A second team, Alex Andonian and Camilo Fosco, also won $1,000 by showing they could train a classification model nearly 10 times faster by optimizing their code and losing a small bit of accuracy. Graduate students in the Department of Electrical Engineering and Computer Science (EECS), Andonian and Fosco are currently training a classifier to tell legitimate videos from AI-manipulated fakes, to compete in Facebook’s Deepfake Detection Challenge. Facebook launched the contest last fall to crowdsource ideas for stopping the spread of misinformation on its platform ahead of the 2020 presidential election.
If a technical solution to deepfakes is found, it will need to run on millions of machines at once, says Andonian. That makes energy efficiency key. “Every optimization we can find to train and run more efficient models will make a huge difference,” he says.
To speed up the training process, they tried streamlining their code and lowering the resolution of their 100,000-video training set by eliminating some frames. They didn’t expect a solution in three days, but Satori’s size worked in their favor. “We were able to run 10 to 20 experiments at a time, which let us iterate on potential ideas and get results quickly,” says Andonian.
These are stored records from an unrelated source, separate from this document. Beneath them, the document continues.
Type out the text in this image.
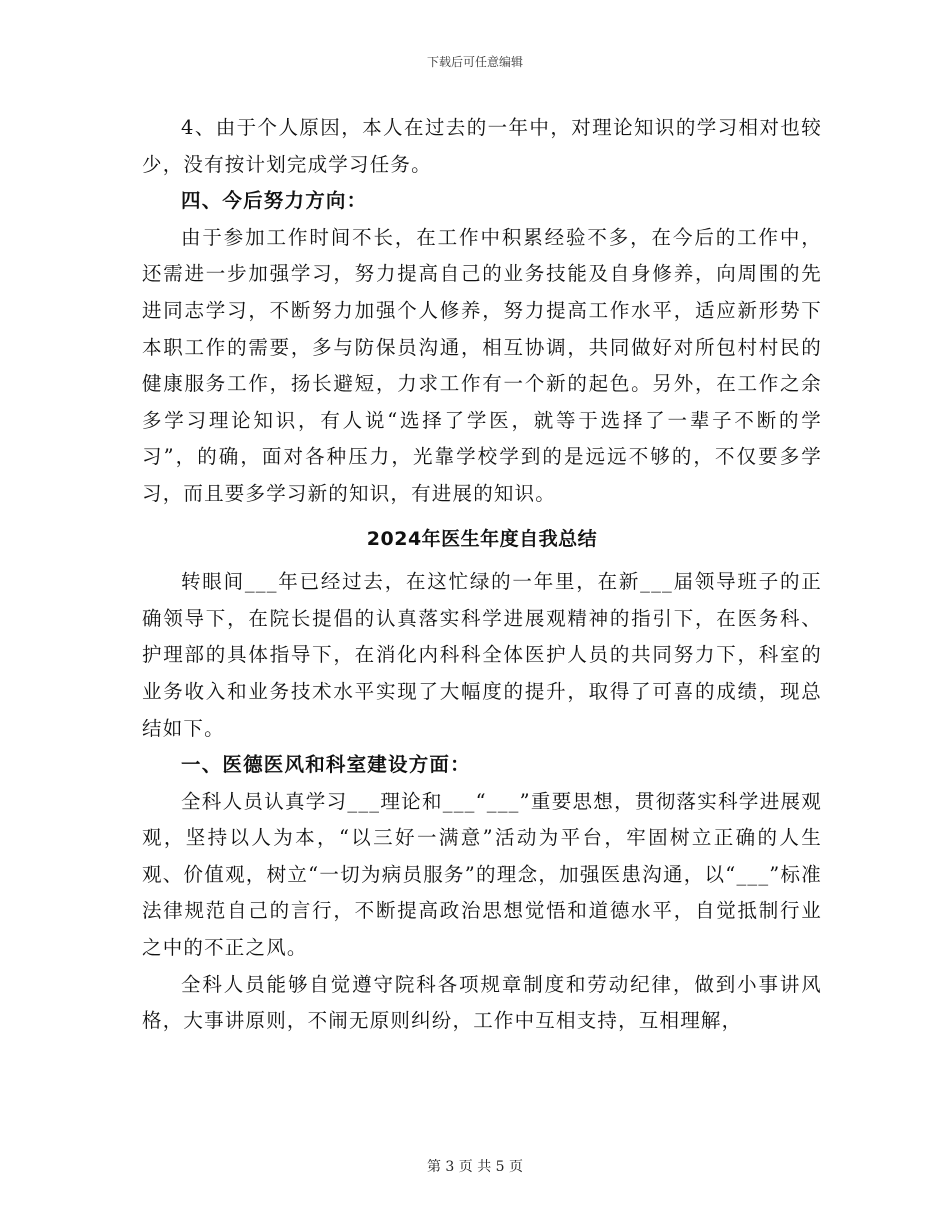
下载后可任意编辑

4、由于个人原因，本人在过去的一年中，对理论知识的学习相对也较少，没有按计划完成学习任务。

四、今后努力方向：

由于参加工作时间不长，在工作中积累经验不多，在今后的工作中，还需进一步加强学习，努力提高自己的业务技能及自身修养，向周围的先进同志学习，不断努力加强个人修养，努力提高工作水平，适应新形势下本职工作的需要，多与防保员沟通，相互协调，共同做好对所包村村民的健康服务工作，扬长避短，力求工作有一个新的起色。另外，在工作之余多学习理论知识，有人说“选择了学医，就等于选择了一辈子不断的学习”，的确，面对各种压力，光靠学校学到的是远远不够的，不仅要多学习，而且要多学习新的知识，有进展的知识。

2024年医生年度自我总结

转眼间___年已经过去，在这忙绿的一年里，在新___届领导班子的正确领导下，在院长提倡的认真落实科学进展观精神的指引下，在医务科、护理部的具体指导下，在消化内科科全体医护人员的共同努力下，科室的业务收入和业务技术水平实现了大幅度的提升，取得了可喜的成绩，现总结如下。

一、医德医风和科室建设方面：

全科人员认真学习___理论和___“___”重要思想，贯彻落实科学进展观观，坚持以人为本，“以三好一满意”活动为平台，牢固树立正确的人生观、价值观，树立“一切为病员服务”的理念，加强医患沟通，以“___”标准法律规范自己的言行，不断提高政治思想觉悟和道德水平，自觉抵制行业之中的不正之风。

全科人员能够自觉遵守院科各项规章制度和劳动纪律，做到小事讲风格，大事讲原则，不闹无原则纠纷，工作中互相支持，互相理解，

第 3 页 共 5 页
As AI continues to improve at tasks like reading medical scans and interpreting video, models have grown bigger and more calculation-intensive, and thus, energy intensive. By one estimate, training a large language-processing model produces nearly as much carbon dioxide as the cradle-to-grave emissions from five American cars. The footprint of the typical model is modest by comparison, but as AI applications proliferate its environmental impact is growing.
One way to green AI, and tame the exponential growth in demand for training AI, is to build smaller models. That’s the approach that a third hackathon competitor, EECS graduate student Jonathan Frankle, took. Frankle is looking for signals early in the training process that point to subnetworks within the larger, fully-trained network that can do the same job. The idea builds on his award-winning Lottery Ticket Hypothesis paper from last year that found a neural network could perform with 90 percent fewer connections if the right subnetwork was found early in training.
The hackathon competitors were judged by John Cohn, chief scientist at the MIT-IBM Watson AI Lab, Christopher Hill, director of MIT’s Research Computing Project, and Lauren Milechin, a research software engineer at MIT.
The judges recognized four other teams: Department of Earth, Atmospheric and Planetary Sciences (EAPS) graduate students Ali Ramadhan, Suyash Bire, and James Schloss, for adapting the programming language Julia for Satori; MIT Lincoln Laboratory postdoc Andrew Kirby, for adapting code he wrote as a graduate student to Satori using a library designed for easy programming of computing architectures; and Department of Brain and Cognitive Sciences graduate students Jenelle Feather and Kelsey Allen, for applying a technique that drastically simplifies models by cutting their number of parameters.
IBM developers were on hand to answer questions and gather feedback. “We pushed the system — in a good way,” says Cohn. “In the end, we improved the machine, the documentation, and the tools around it.”
Going forward, Satori will be joined in Holyoke by TX-Gaia, Lincoln Laboratory’s new supercomputer. Together, they will provide feedback on the energy use of their workloads. “We want to raise awareness and encourage users to find innovative ways to green-up all of their computing,” says Hill.
Story Image: Several dozen students participated in the Green AI Hackathon, co-sponsored by the MIT Research Computing Project and MIT-IBM Watson AI Lab.